If Pope John XXIII had lived, Vatican II would have been different. I don't think that it would have gone on for three years and from what I know about him I don't think that he would have approved the new Mass.
All possible. John XXIII was a good-hearted Italian who wasn't the liberal people think.
I always say, the Second Vatican Council would have been the perfect opportunity to promulgate the fifth Marian dogma. Marian devotion was very high after the war and through the fifties.

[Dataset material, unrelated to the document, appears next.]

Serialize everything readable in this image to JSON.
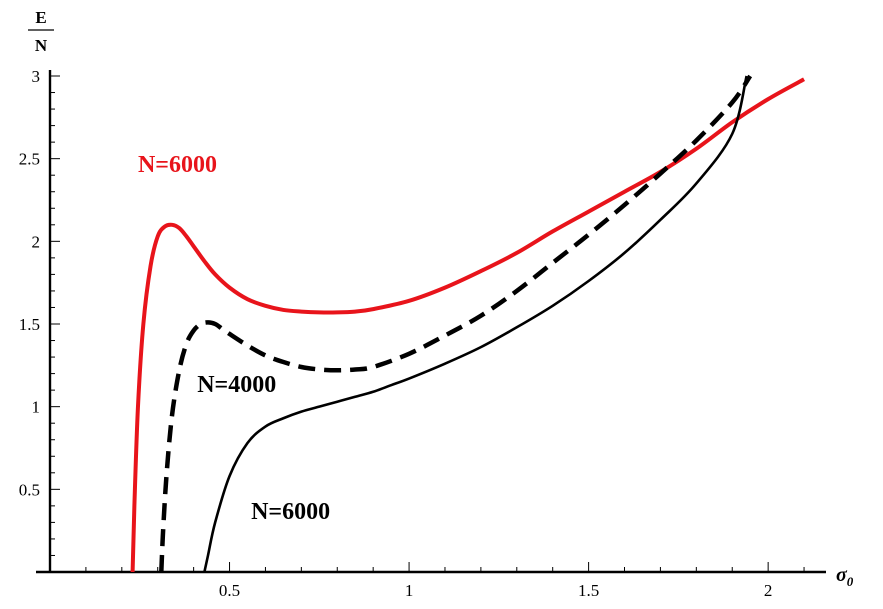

We can agree to disagree on that. I'm Marian as far as the creed etc. are, and I pray the Angelus and the Rosary, but that's it. She's the Mother of God; can't get any better than that.
She is co-redemptrix.
I can accept that as the church does but it's too much of a headache to explain. Luke, the creed, and Ephesus said it all for me: she's the Mother of God. I accept everything else the church teaches about her but there you are; I think it's commentary to the main thing. My patristic-like Anglican roots? Sure.
The real John XXIII told seminaries to step up teaching and using Latin and told religious orders not to ordain homosexuals. You never hear that of course.
Read his autobiography, Journal of a Soul. He was a very holy man. I don't know the veracity of this but I once heard it said that he felt it improper to look directly into a woman's eyes.
I believe that about Pope John: he had been in seminary since he was 11 (yes, junior seminary) so I'm sure purity including custody of the eyes, in a land with famously beautiful women (Gina Lollobrigida, Sophia Loren, et al.), was a big struggle for him as a young man even though he had a vocation.
All the good that Vatican II ostensibly tried to do could have been done without the damage to the church's morale and standing, and without the scandal to the faithful, with a few papal pronouncements: American-style religious liberty can work, let's teach the Protestants and others by meeting with them, and allow a vernacular option for the traditional Mass. Done. (By the way, the Russian Orthodox in America, the Metropolia/OCA, handled the last perfectly: they just translated from Slavonic to English and adopted the Gregorian calendar; they didn't write anew.)
The trouble was our churchmen bought into the
Zeitgeist, not of the hippies, who didn't yet exist and anyway didn't care about religion, but the Space Age (yes, my era!): everything streamlined and updated, getting better through "Progress!" Now that we've studied the Mass, let's write a new one for modern man. Catholics will keep coming to Mass in droves
and the Protestants will love us and come back!
How's that working out?
Look at the UN building and the '64 World's Fair: that's the
Zeitgeist of Vatican II. Not necessarily heretical but foolhardy when applied to the life of the church.
I wonder if you remember the crap I read and heard from Catholics in good standing in the '80s, basically saying the Protestants were right. Even books with imprimaturs taught this. No wonder congregational Anglo-Catholicism and Eastern Orthodoxy seemed better.
I remember all too well.
A pastor literally yelled in my face that "the church now is
vibrant!" and I wanted "a church that no longer exists."
Many people are still being told that nonsense. I feel very blessed to have access to solid, orthodox parishes.
I know our teachings and I'm not the narrow reactionary the liberals think I am, so a priest or whoever couldn't cow me with that if he tried. I'd give him Huckleberry Finn's line: "All right, I'll
go to hell." And leave and never return to that parish. I'd go to another.
I also know of instances where people have gone to confession to confess a mortal sin, and the priest tells them that what they have confessed is not a sin. The uncatechized simply believe the priest.
That's on that priest's soul; if he knows better (and wouldn't he?) he'll have to answer to God for it.
Yes he will indeed. I'm not sure which saint said this, but one of them said something to the effect of, "the floor of hell is paved with the skulls of bishops and priests." Very scary.
Indeed. I first heard that 30 years ago, from a holy SSPX priest. It's because of the (much overused word) awesome responsibility of the clergy for other people's souls.
Of course priests mustn't lie about the church's teachings but that doesn't mean being an ogre in the confessional. I've run across that exactly once and that was enough. I've been told that traditionally priests are taught to be gentle in the confessional. Where I go for that, a city church manned by a mainstream religious order, they are, very peaceful.